Dove si informa? I social media in Russia sono permessi?
«Non guardo mai la televisione. È inutile. La tv non è indipendente. Tutti i social media sono controllati dal governo. Le persone che si informano in televisione appartengono soprattutto alle generazioni più vecchie, come quella dei miei nonni. Loro credono che quello che sta succedendo sia giusto, che tutto vada bene. In realtà viene trasmesso solo il punto di vista del nostro presidente. Purtroppo gli credono in molti, io non posso ascoltarli altrimenti divento pazza. Su Instagram seguo delle persone che ora sono in Ucraina e anche diversi politici. Leggo le notizie su Telegram dove ci sono molti canali indipendenti e dove si possono leggere le news e verificare se quelle che circolano sono fake. Per il momento possiamo usare anche YouTube e TikTok. I giornali indipendenti non trattano le questioni politiche: se provano a scrivere qualcosa di contrario al governo vengono chiusi. La mia fonte principale è internet (finché è possibile ndr)».
Cosa pensa la sua famiglia? E i suoi nonni?

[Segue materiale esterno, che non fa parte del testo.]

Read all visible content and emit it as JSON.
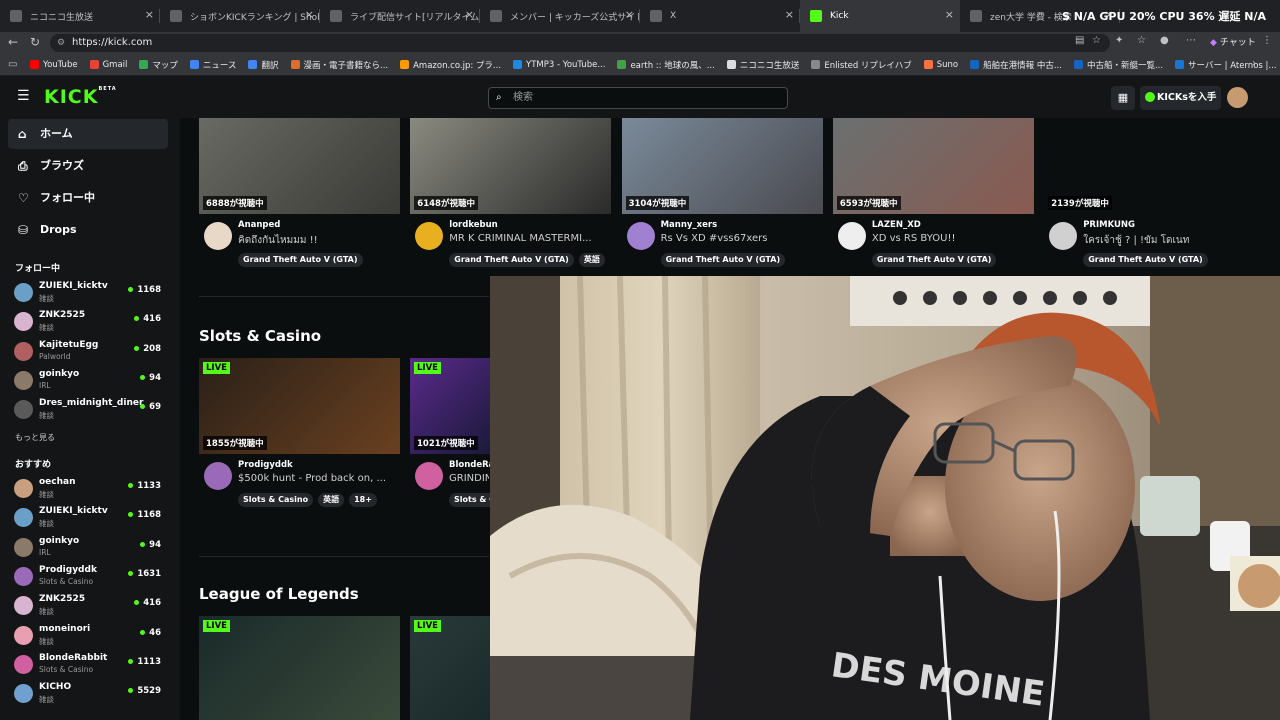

«I miei nonni hanno vissuto in Unione Sovietica, in tempi in cui tutto era chiuso, non c’erano informazioni. Mia nonna, ad esempio, non ha gli strumenti per capire se una cosa è vera o falsa. Non usa i social. Ho la fortuna di vivere in una grande città, i miei coetanei sono aperti mentalmente. Nelle città piccole è molto diverso. La Russia non è solo Mosca e San Pietroburgo. In generale quello che sta succedendo non importa a nessuno. La maggior parte non è interessata, non può capire quello che succede. In questo momento sono da un’amica, al confine con il Kazakistan: qui a nessuno importa di ciò che sta accadendo in Ucraina. Né agli anziani, né ai giovani.Chi sostiene la guerra, anche alla mia età, dice che questa invasione è giusta perché stiamo salvando i russi in Ucraina.
Conosco diverse persone che supportano Putin. I miei nonni mi dicono che sono una credulona, che devo lasciare stare lo “stupido internet”. I miei genitori non hanno mai votato per Putin, ma allo stesso tempo credono che l’Ucraina abbia delle responsabilità per aver bombardato il Donbass. Dicono che è pericoloso se la Nato si allarga in Ucraina. In famiglia evito il discorso, non voglio litigare».